UOB Group senior economist Julia Goh and economist Loke Siew Ting wrote in a note today that Malaysia's November 2019 y-o-y export drop was weaker than UOB's forecast of a 0.1% contraction and market estimates of 0% growth.

"Malaysia's export decline follows further contractions for most regional exports in November. Markets have mostly reacted to positive news flow that US and China reached a Phase One trade deal that is expected to be signed in the very near future. This sent EM Asia FX on firmer footing against USD. Latest manufacturing activity index, or PMI indices, improved in Nov-Dec amid expectations that the Phase One deal will halve tariff rates on US$120 billion of Chinese goods to the US that was implemented at 15% in September 2019.

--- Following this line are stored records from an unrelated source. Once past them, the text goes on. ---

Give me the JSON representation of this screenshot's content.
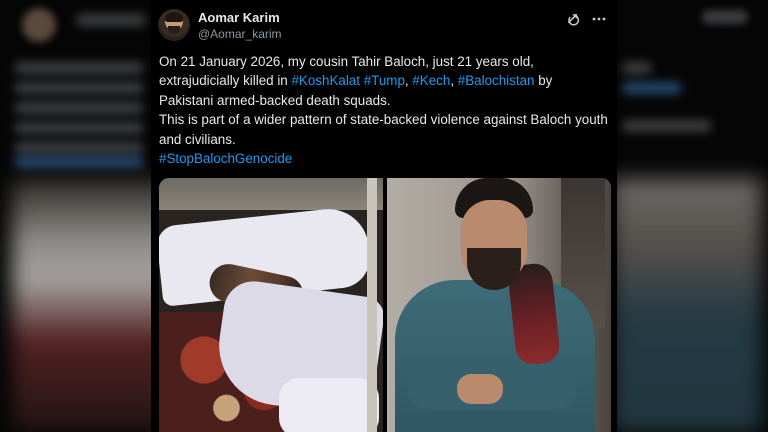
{
  "tweet": {
    "author": {
      "display_name": "Aomar Karim",
      "handle": "@Aomar_karim"
    },
    "header_icons": [
      "grok-icon",
      "more-options-icon"
    ],
    "paragraphs": [
      {
        "segments": [
          {
            "text": "On 21 January 2026, my cousin Tahir Baloch, just 21 years old, extrajudicially killed in ",
            "tag": false
          },
          {
            "text": "#KoshKalat",
            "tag": true
          },
          {
            "text": " ",
            "tag": false
          },
          {
            "text": "#Tump",
            "tag": true
          },
          {
            "text": ", ",
            "tag": false
          },
          {
            "text": "#Kech",
            "tag": true
          },
          {
            "text": ", ",
            "tag": false
          },
          {
            "text": "#Balochistan",
            "tag": true
          },
          {
            "text": " by Pakistani armed-backed death squads.",
            "tag": false
          }
        ]
      },
      {
        "segments": [
          {
            "text": "This is part of a wider pattern of state-backed violence against Baloch youth and civilians.",
            "tag": false
          }
        ]
      },
      {
        "segments": [
          {
            "text": "#StopBalochGenocide",
            "tag": true
          }
        ]
      }
    ],
    "media": [
      {
        "name": "photo-shrouded-body"
      },
      {
        "name": "photo-portrait"
      }
    ]
  },
  "colors": {
    "background": "#000000",
    "text": "#e7e9ea",
    "secondary_text": "#8b98a5",
    "hashtag": "#1d9bf0"
  }
}
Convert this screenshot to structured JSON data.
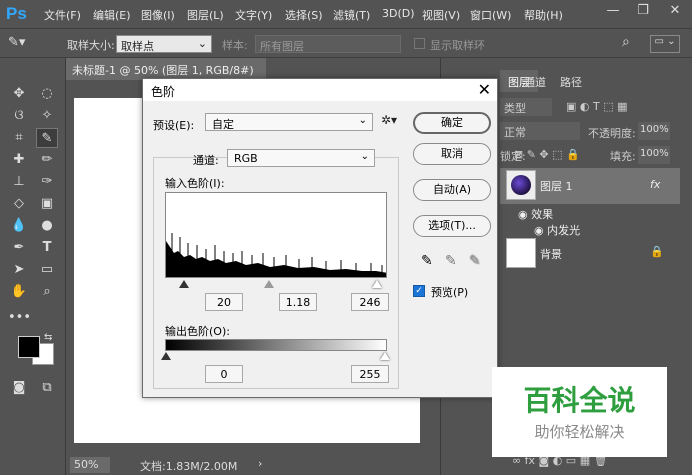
{
  "app": {
    "logo": "Ps"
  },
  "menu": [
    "文件(F)",
    "编辑(E)",
    "图像(I)",
    "图层(L)",
    "文字(Y)",
    "选择(S)",
    "滤镜(T)",
    "3D(D)",
    "视图(V)",
    "窗口(W)",
    "帮助(H)"
  ],
  "window": {
    "minimize": "—",
    "restore": "❐",
    "close": "✕"
  },
  "options": {
    "sample_size_label": "取样大小:",
    "sample_size_value": "取样点",
    "sample_label": "样本:",
    "sample_value": "所有图层",
    "show_ring_label": "显示取样环"
  },
  "document": {
    "tab_title": "未标题-1 @ 50% (图层 1, RGB/8#) *",
    "tab_close": "✕",
    "zoom": "50%",
    "doc_info": "文档:1.83M/2.00M"
  },
  "panels": {
    "tabs": [
      "图层",
      "通道",
      "路径"
    ],
    "kind_label": "类型",
    "blend_mode": "正常",
    "opacity_label": "不透明度:",
    "opacity_value": "100%",
    "lock_label": "锁定:",
    "fill_label": "填充:",
    "fill_value": "100%",
    "layers": [
      {
        "name": "图层 1",
        "fx": "fx"
      },
      {
        "name": "背景"
      }
    ],
    "effects_label": "效果",
    "inner_glow_label": "内发光"
  },
  "dialog": {
    "title": "色阶",
    "preset_label": "预设(E):",
    "preset_value": "自定",
    "channel_label": "通道:",
    "channel_value": "RGB",
    "input_label": "输入色阶(I):",
    "input_black": "20",
    "input_gamma": "1.18",
    "input_white": "246",
    "output_label": "输出色阶(O):",
    "output_black": "0",
    "output_white": "255",
    "btn_ok": "确定",
    "btn_cancel": "取消",
    "btn_auto": "自动(A)",
    "btn_options": "选项(T)...",
    "preview_label": "预览(P)",
    "preview_checked": true,
    "close": "✕"
  },
  "watermark": {
    "title": "百科全说",
    "subtitle": "助你轻松解决",
    "title_color": "#2e9e3e"
  }
}
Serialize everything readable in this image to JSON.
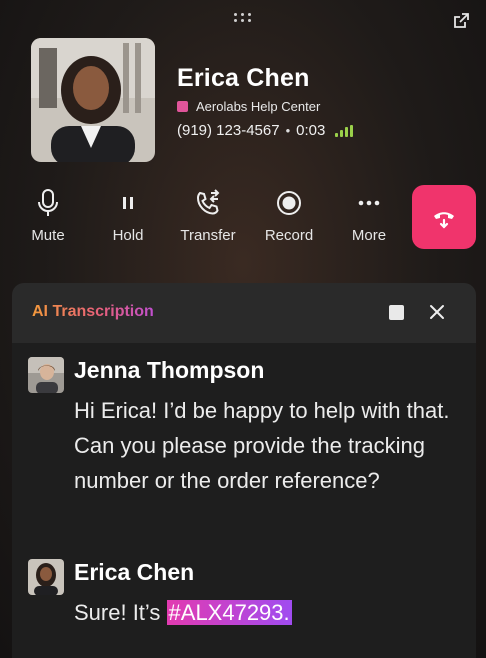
{
  "caller": {
    "name": "Erica Chen",
    "company": "Aerolabs Help Center",
    "phone": "(919) 123-4567",
    "separator": "•",
    "duration": "0:03"
  },
  "colors": {
    "end_call": "#f0346c",
    "company_dot": "#e0559a",
    "signal": "#9ad04a",
    "highlight_start": "#e23bb0",
    "highlight_end": "#a04cf0"
  },
  "controls": [
    {
      "label": "Mute",
      "icon": "microphone-icon"
    },
    {
      "label": "Hold",
      "icon": "pause-icon"
    },
    {
      "label": "Transfer",
      "icon": "phone-transfer-icon"
    },
    {
      "label": "Record",
      "icon": "record-icon"
    },
    {
      "label": "More",
      "icon": "more-icon"
    }
  ],
  "end_call": {
    "icon": "hang-up-icon"
  },
  "transcription": {
    "title": "AI Transcription",
    "messages": [
      {
        "speaker": "Jenna Thompson",
        "text": "Hi Erica! I’d be happy to help with that. Can you please provide the tracking number or the order reference?"
      },
      {
        "speaker": "Erica Chen",
        "text_prefix": "Sure! It’s ",
        "highlight": "#ALX47293."
      }
    ]
  }
}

"Despite gathering optimism, we remain cautious and keep our forecast for Malaysia's export growth at 2.0% for 2020. We think the path to reach a Phase Two trade deal will be more challenging with some risk that (US President Donald) Trump may reinstate the tariffs if he sees China backtracking on certain terms particularly agriculture purchases and IP protection. Also the projected recovery this year is expected to be softer relative to past cycles amid lingering US-China trade tensions, potential widening of trade disputes to other countries, and a global tech down cycle that may drag until mid-2020," they said.